Bazen öyle bir durum olur ki iyilik yaptığınız insanlardan nankörlük görürsünüz. (Nankörlük ile ilgili yazım zamanı gelince yazacağım.) Bu sizi üzer ve bir başka yakın arkadaşınız veya dostunuz ile paylaşırsınız. Size şu cevabı hemen yapıştırırlar: “Yapmasaydın.” Çoğumuz bunu yaşamıştır. İşte bu durumda siz artık kimseye iyilik yapmak istemiyorsunuz. Çünkü güven bitiyor, “Bu kişiye iyilik yapıyorum ama acaba gerçekten ihtiyacı var mı? Yoksa amacı benim iyi niyetimi kullanmak mı?” soruları zihninizi kurcalayıp duruyor. O zaman ne oluyor? “İnsanlık öldü mü?” dedirten durumları sıkça yaşıyoruz.

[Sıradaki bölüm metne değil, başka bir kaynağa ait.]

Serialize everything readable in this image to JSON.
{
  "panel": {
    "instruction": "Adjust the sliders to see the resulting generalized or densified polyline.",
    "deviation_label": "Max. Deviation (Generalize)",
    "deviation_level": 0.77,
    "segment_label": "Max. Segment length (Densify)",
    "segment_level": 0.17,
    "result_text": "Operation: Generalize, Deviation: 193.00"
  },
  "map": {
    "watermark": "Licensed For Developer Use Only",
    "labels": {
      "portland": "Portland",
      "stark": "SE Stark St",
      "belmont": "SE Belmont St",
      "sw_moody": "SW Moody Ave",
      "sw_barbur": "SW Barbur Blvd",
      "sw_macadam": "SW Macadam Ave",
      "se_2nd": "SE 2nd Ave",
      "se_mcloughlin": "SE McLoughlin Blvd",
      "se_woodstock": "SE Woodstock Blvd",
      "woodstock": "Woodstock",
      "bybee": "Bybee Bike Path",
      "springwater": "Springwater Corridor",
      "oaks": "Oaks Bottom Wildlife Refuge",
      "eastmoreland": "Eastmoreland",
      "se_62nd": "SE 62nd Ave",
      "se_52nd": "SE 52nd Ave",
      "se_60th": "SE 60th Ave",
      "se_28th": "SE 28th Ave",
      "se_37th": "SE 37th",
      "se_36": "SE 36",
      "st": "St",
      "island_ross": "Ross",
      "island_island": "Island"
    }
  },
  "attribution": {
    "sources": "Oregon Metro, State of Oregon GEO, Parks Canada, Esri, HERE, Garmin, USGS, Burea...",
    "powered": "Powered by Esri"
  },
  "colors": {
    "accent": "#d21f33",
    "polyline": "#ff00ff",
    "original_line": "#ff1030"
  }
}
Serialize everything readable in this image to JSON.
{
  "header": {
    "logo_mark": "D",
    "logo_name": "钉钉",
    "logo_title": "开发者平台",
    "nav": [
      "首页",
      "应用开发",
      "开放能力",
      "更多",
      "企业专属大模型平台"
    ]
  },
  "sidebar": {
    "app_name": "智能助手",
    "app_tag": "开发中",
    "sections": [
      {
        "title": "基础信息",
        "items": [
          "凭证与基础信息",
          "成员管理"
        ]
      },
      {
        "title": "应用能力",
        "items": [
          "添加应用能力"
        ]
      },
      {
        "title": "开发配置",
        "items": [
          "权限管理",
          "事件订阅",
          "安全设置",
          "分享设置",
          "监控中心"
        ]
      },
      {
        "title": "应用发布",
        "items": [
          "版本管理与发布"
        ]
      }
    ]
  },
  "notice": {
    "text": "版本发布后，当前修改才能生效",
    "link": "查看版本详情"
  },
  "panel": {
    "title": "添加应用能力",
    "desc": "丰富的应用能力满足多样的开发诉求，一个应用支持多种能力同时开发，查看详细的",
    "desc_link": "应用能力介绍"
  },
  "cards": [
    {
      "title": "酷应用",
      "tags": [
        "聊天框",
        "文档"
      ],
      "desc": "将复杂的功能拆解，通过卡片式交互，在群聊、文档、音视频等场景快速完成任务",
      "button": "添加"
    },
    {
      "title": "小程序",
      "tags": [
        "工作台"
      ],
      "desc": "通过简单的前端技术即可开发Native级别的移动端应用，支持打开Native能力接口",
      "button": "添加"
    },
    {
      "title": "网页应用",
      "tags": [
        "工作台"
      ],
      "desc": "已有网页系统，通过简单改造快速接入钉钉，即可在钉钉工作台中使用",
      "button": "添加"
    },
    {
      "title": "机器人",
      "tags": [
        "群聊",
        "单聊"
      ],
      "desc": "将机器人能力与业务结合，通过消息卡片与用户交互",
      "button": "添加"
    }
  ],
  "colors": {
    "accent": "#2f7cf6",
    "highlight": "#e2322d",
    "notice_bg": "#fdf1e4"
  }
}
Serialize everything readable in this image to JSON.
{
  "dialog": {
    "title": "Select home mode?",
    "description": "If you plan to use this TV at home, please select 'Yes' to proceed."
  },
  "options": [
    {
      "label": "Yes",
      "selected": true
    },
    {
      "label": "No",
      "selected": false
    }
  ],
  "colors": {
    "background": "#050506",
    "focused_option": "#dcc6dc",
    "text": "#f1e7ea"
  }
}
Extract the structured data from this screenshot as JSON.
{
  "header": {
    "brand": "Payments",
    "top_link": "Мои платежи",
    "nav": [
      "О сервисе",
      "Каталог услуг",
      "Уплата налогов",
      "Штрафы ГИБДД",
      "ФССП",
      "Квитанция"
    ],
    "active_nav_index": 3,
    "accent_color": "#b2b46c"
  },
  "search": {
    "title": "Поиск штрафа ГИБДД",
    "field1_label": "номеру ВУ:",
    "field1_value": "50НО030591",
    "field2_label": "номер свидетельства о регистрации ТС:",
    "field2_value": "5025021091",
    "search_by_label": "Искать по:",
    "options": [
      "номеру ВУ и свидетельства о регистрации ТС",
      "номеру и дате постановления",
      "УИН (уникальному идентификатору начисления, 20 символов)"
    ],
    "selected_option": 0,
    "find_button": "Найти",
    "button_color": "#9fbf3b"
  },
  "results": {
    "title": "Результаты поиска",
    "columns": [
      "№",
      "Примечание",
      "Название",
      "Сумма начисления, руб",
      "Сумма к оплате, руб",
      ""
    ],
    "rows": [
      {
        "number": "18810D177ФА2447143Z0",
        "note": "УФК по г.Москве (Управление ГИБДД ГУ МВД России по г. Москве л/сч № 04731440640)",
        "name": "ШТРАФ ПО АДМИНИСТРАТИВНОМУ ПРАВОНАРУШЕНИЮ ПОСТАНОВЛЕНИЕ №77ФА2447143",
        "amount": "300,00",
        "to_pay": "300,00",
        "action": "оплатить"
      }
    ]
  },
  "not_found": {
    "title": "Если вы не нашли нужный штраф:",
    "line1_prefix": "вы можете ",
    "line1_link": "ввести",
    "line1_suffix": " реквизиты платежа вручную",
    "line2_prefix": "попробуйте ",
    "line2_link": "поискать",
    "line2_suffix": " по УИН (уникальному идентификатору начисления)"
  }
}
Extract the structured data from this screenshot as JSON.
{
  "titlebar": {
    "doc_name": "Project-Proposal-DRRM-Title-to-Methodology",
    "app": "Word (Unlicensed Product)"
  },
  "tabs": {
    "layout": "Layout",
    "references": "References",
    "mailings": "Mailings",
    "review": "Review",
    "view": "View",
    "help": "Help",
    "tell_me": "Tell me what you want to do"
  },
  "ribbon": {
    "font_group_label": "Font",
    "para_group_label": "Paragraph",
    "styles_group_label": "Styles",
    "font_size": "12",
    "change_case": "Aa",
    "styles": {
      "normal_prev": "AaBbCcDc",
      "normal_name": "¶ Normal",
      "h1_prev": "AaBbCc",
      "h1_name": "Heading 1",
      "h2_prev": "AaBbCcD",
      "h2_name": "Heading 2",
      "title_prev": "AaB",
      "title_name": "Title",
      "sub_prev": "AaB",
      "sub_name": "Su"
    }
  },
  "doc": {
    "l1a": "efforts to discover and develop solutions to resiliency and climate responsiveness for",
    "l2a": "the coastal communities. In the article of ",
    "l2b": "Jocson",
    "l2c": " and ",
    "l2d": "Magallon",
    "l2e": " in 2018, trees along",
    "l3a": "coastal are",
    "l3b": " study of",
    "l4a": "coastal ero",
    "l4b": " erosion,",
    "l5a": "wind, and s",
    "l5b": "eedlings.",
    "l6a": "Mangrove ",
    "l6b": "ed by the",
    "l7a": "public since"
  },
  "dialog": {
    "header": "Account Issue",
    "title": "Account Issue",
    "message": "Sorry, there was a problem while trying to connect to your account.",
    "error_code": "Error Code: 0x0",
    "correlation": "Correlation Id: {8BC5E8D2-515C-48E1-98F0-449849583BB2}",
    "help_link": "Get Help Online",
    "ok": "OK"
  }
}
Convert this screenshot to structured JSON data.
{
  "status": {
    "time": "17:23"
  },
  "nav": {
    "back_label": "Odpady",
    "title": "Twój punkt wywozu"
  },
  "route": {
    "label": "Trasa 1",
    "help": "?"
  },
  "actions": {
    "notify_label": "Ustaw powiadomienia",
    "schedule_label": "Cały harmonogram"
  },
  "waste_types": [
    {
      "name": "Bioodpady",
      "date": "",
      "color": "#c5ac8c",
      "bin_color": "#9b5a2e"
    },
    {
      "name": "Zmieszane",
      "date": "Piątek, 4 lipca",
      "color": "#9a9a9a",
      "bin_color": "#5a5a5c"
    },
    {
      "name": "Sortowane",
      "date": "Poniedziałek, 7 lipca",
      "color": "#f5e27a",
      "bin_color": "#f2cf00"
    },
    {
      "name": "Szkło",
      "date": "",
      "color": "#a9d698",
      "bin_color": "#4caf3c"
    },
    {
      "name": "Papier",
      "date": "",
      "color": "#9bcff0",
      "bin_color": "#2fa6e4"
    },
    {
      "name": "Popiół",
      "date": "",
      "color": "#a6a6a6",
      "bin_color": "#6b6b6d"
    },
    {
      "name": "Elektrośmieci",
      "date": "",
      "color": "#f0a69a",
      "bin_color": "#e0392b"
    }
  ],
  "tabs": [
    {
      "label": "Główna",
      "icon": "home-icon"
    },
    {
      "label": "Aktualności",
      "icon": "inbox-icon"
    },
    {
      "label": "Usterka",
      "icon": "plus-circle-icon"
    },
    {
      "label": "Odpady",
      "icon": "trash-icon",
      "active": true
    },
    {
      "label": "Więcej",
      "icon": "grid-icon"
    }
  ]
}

Zaten paylaşmanın gitgide azaldığı bir dünyada yaşıyoruz, yardımlaşmanın her geçen gün azaldığını görüyoruz.

Yaşadığımız süreçte hayatımıza iyi ve çürük meyveler hep girecek. Tıpkı pazardan ya da marketten aldığımız meyvelerin içinden bir ya da birkaç tane çürük çıkması gibi. Eve gelince fark ettiğimiz o çürük meyveler için söylenip satıcıya kızarız, “Dürüst değilmiş,” diye. Hazmetmemiz zorlaşır. İşte yaşamımızda yaptığımız iyiliklerde de böyle bir ya da birkaç kişi çıkacaktır karşımıza. İyilikleriniz suiistimal edilir, iyi niyetiniz kullanılıp üstüne bir de olumsuz sözler ve davranışlarla karşılaşırsınız. O anda kendinizi suçlamaya başlarsınız, “Keşke yapmasaydım iyiliği, değmeyecek insanmış,” dersiniz. İçinizde bu kızgınlığı yaşar durusunuz.

İşte burada kendinize şu soruyu sorun: İyiliği niçin yaptınız? Bir menfaat beklemeden o kişinin ihtiyacı görülsün diye mi, sorunu çözülsün diye mi, yoksa size iyi bir insan desinler diye mi? Yoksa gerçekten her kim olursa olsun iyilik yapmak taraftarı mısınız? Kendinize ne kadar dürüst olursanız ve kendinizi tanırsanız kesinlikle o kadar az üzüntü yaşar ve sınırlarını çizmiş olursunuz.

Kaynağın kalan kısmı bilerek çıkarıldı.